Gegevens over orale macroliden die zijn toegestaan ​​voor gebruik in de Russische Federatie zijn weergegeven in Tabel 1. Erytromycine wordt 4 maal daags 400-500 mg voorgeschreven, 3 maal daags josamycine 500 mg, 3 maal daags midecamycine 400 mg, spiramycine 1 en 5-3,0 miljoen IU 3 keer per dag. Neem met tussenpozen van 12 uur claritromycine (enkele dosis van 250-500 mg) en roxithromycine (enkele dosis van 150 mg) Azitromycine wordt 1 keer per dag voorgeschreven en wordt gebruikt in twee doseermogelijkheden. Eén behandelingsregime omvat het ontvangen van 500 mg van het geneesmiddel op de eerste dag en de volgende vier dagen, 250 mg elke 24 uur. Volgens het tweede schema wordt het antibioticum dagelijks 500 mg ingenomen, in dit geval kan de totale duur van de behandeling met 3 dagen worden verminderd.

Erytromycine, azithromycine, claritromycine en spiramycine zijn geregistreerd voor parenteraal gebruik in Rusland.
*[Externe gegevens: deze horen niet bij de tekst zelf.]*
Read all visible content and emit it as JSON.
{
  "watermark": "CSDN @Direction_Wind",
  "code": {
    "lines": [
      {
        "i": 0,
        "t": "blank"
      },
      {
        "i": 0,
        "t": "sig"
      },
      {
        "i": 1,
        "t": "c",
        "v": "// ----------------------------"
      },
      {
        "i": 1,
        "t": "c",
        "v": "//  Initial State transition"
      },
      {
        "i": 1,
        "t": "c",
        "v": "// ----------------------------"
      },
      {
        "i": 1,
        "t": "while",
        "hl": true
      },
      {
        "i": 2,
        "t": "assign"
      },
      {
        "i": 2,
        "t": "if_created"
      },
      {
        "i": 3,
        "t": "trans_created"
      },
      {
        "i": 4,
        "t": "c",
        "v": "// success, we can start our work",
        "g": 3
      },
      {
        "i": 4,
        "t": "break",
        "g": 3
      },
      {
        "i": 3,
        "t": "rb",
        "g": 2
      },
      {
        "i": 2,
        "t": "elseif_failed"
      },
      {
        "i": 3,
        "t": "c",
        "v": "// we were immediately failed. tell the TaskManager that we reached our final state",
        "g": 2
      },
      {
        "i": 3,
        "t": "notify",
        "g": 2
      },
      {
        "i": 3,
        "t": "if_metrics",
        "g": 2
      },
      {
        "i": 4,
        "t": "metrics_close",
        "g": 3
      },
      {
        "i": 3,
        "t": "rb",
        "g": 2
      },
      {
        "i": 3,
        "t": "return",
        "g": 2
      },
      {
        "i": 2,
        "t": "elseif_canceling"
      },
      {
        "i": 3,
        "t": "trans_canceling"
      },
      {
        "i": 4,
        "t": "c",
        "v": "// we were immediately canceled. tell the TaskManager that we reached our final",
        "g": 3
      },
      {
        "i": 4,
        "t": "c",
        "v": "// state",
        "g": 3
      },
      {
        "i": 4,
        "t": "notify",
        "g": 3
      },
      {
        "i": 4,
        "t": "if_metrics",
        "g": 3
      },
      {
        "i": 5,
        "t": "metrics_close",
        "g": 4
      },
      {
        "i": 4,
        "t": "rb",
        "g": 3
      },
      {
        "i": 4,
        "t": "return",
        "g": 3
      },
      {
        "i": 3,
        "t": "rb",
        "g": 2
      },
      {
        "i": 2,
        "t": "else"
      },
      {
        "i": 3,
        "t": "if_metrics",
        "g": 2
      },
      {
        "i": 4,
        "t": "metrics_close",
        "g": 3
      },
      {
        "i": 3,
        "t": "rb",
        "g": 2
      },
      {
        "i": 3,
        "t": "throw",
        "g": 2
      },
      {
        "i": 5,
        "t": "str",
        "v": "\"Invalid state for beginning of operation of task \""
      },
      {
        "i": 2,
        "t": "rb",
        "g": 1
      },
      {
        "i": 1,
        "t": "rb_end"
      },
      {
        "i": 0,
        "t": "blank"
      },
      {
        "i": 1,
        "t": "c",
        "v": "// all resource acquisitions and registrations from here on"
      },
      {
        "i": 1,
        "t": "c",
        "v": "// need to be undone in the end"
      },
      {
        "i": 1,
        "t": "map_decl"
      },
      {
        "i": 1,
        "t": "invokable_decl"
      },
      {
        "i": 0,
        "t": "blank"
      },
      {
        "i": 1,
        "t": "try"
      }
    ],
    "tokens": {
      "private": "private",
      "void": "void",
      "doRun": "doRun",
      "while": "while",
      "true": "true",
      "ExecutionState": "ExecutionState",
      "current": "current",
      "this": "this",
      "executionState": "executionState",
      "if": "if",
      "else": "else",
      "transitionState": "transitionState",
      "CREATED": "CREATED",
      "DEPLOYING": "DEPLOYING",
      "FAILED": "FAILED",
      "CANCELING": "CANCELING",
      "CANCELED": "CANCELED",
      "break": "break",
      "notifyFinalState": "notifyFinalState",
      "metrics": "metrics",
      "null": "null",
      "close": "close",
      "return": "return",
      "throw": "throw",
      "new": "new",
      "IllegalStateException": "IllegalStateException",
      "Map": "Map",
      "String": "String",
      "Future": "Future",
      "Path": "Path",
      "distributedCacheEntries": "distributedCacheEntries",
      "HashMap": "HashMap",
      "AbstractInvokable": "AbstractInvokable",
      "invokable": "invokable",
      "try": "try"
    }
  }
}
De binnenlandse farmaceutische industrie produceert erytromycine en azithromycine, waarvan de kosten natuurlijk aanzienlijk lager zijn dan buitenlandse antibiotica.

Macroliden worden meestal goed verdragen en worden als de veiligste antibiotica beschouwd. Allergische reacties zijn zeldzaam. Van de bijwerkingen zijn vaker ongewenste manifestaties van het maag-darmkanaal. Erytromycine is ongewenst om te gebruiken bij de pathologie van de lever. Azithromycine wordt gekenmerkt door een uiterst zeldzame frequentie van biochemische verschuivingen. De interactie van alle macroliden (behalve erytromycine) met andere geneesmiddelen is niet uitgesproken [7]. Azithromycin en spiramycin zijn toegestaan ​​tijdens de zwangerschap.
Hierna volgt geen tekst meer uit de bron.